Question

An incompressible liquid is filled in a container. There is air above the liquid and a massless movable piston with a hole is also placed on the air. A thin capillary tube of inner radius 0.1 mm is dipped vertically into the liquid through the hole on the piston as shown in the figure. The air in the container is isothermally compressed from the original volume V₀ to \(\frac{100}{101}\)V₀ with the movable piston. Considering air as an ideal gas, the height (h) of the liquid column in the capillary above the liquid level in cm is:

(given T_water =0.075N/m, P₀=10⁵N/m² , g=10m/sec²,  \(\rho l\)=10³ kg/m³, \(\theta=0\))

Answer 1

Correct Answer: 25

 

Pressure-Volume Relation and Height Calculation

Given that \( T \) is constant: \[ PV = \text{constant} \]

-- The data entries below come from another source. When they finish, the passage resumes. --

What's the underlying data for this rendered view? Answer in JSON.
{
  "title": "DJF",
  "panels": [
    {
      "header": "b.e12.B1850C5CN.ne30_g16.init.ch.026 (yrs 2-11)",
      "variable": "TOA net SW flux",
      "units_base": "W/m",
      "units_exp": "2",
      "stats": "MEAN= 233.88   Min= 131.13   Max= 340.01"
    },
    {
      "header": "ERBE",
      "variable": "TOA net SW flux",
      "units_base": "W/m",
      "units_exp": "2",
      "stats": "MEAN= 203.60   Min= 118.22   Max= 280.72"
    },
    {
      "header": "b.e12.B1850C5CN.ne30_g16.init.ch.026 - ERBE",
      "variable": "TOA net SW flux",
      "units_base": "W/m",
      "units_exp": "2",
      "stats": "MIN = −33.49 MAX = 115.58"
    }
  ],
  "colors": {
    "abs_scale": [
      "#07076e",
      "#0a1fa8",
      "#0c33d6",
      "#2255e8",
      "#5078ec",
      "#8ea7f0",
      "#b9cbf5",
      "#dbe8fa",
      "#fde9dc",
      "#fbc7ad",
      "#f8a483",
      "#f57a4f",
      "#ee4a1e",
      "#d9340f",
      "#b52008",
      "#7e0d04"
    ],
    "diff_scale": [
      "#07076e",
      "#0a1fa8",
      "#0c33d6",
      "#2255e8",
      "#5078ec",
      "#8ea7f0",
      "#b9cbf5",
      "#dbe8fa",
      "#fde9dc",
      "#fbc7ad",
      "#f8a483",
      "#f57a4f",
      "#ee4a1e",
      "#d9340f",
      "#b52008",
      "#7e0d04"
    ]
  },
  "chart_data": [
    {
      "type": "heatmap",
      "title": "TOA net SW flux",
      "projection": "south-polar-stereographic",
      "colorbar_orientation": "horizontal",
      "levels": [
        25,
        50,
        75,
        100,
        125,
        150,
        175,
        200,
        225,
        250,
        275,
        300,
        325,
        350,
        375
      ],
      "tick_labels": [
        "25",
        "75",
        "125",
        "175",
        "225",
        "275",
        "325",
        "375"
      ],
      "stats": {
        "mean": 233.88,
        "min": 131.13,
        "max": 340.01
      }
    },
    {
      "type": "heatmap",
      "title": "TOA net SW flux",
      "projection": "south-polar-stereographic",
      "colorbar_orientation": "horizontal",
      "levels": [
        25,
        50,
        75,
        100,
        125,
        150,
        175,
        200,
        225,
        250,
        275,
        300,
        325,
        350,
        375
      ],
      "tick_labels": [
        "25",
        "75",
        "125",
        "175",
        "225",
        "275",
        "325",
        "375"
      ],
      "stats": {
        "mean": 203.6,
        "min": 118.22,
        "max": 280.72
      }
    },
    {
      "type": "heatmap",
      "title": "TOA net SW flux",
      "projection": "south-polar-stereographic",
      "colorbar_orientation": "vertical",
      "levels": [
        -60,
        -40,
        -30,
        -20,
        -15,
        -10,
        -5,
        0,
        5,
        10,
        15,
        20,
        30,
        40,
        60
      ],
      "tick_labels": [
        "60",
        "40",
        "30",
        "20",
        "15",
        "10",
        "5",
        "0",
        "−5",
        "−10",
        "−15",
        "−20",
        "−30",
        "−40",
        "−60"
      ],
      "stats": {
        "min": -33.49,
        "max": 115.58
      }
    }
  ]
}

From this, we get the relation between pressure and volume: \[ P \propto \frac{1}{V} \]

If the volume changes by a factor of \( \frac{100}{101} \), the pressure changes by a factor of \( \frac{101}{100} \). Thus, the pressure becomes: \[ P_f = 1.01 \times P_0 \]

The equation for the pressure difference is: \[ P_0 - \frac{2T}{R} = 1.01 P_0 - \rho g h \]

Rearranging this to solve for \( \rho g h \): \[ \rho g h = 0.01 P_0 + \frac{2T}{R} \]

Now, substituting the given values: \[ (10^3)(10)h = (0.01)(10^5) + \frac{2 \times 0.075}{0.1 \times 10^{-3}} \]

Solving for \( h \): \[ h = \frac{2500}{10^4} \, \text{m} = 25 \, \text{cm} \]